“What is it about humans?”
The question rings true of just about anything people do, but it has special resonance when considered in the context of our planet’s fate.
The March 23 Clark University Climate Change Teach-in panel “What is it about humans?” featured Hugh Manon, associate professor of screen studies, Stephen Levin, associate professor of English, and Usha Ilyer, assistant professor of screen studies, who discussed the topic from humanist and anti-humanist perspectives. The panelists examined the underpinnings of consumerism, used poems to encourage audience members to entertain different perspectives, and offered examples of how gender is very much a part of the worldwide conversation about climate change.
Much of the focus was on why we do the things we do and the need for us to adjust our thinking.
Human beings are driven by unconscious forces, said Manon, a self-described anti-humanist. “What ‘runs the show’ is not desire but drive, which is an endless circulatory oscillating loop that persists and persists and persists and you die and it’s over.”
Manon talked about how whether people want a new home, or a new car, or the latest iPhone or vacation. “When they get that thing that they think they want to own, they suddenly realize that satisfaction is not satisfying,” he said.
“Drive is intertwined with desire; it pushes us back into the loop thus making the object that seemed desirable undesirable,” Manon said.
He suggested the impossible solution to the problem of consumerism lies in “extricating individual human beings from a happiness loop that they bought into at the very core of their being.”
Levin shared passages from “The Lives of Animals,” a novella about animal rights by South African novelist J. M. Coetzee. In it, the character Elizabeth Costello relates stories about a confined ape and attempts to interpret the animal’s thoughts and rationalizations when his captor conducts behavioral experiments on him.
Levin also shared three poems about caged animals: “The Panther” by Rainer Maria Wilke, and “The Jaguar” and “Second Glance at a Jaguar” by Ted Hughes. The poems about containment and freedom were not so much written “about the animal” but “about the engagement with the animal,” Levin suggested — examples of “how poetry might pull us out of this anthropomorphic way of thinking.”
Ilyer talked about gender and climate change, and said the assumption is that “climate change will disproportionately affect women working in rural environments in the Third World.” She cited the UN’s Women Watch report, which specified climate change’s direct impact on the types of labor these women are involved in — securing water for the family, food production and preparation, collecting firewood for cooking, collecting biomass for fuel and saving money for food.

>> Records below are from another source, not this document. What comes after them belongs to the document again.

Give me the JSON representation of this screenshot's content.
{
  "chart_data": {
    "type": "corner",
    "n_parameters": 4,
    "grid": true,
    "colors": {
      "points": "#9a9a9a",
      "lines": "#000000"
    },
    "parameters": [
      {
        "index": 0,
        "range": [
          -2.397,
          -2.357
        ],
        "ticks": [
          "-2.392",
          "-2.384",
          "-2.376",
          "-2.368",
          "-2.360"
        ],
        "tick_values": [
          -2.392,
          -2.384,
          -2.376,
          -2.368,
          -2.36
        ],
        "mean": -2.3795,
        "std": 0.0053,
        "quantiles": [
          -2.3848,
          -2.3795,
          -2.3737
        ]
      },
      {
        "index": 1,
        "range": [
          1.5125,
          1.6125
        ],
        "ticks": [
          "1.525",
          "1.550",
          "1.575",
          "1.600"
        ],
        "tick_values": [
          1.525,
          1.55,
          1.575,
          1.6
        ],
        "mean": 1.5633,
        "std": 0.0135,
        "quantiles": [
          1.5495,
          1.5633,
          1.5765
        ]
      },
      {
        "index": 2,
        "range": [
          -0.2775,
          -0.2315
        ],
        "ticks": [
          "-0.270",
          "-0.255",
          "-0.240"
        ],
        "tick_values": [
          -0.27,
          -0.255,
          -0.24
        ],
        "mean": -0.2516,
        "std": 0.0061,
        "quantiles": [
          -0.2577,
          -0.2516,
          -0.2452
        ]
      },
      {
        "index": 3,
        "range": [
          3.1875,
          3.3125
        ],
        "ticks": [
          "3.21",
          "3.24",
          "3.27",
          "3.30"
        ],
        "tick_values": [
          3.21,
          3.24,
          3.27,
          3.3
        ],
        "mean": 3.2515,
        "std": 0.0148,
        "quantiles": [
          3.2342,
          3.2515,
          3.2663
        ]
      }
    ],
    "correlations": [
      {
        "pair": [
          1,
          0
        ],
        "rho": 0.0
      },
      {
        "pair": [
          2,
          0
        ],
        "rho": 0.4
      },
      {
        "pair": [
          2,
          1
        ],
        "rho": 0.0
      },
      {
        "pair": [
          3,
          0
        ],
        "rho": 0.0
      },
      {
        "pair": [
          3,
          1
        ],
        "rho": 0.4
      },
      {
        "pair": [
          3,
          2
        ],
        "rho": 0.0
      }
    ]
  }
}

“Women who have to do this kind of work in these parts of the world are disproportionally affected by ecological disasters because they’re responsible for child care and the care of food,” she said. “It’s interesting to think about questions of agency and gender from other perspectives which are not a development perspective.”
Ilyer said the climate change conversation often shifts to issues like population control in the global South — in Asia and Africa, for instance — which “draws attention away from the excesses of consumerism in the North,” she said.
“Only certain uteruses in the world are considered ‘controllable’ or are part of this discussion, and therein lies the politics of development and of aid,” Ilyer said. “Climate change has now very much become central to those discourses because what happens in the Third World doesn’t remain in the Third World anymore. It’s going to affect everyone else.”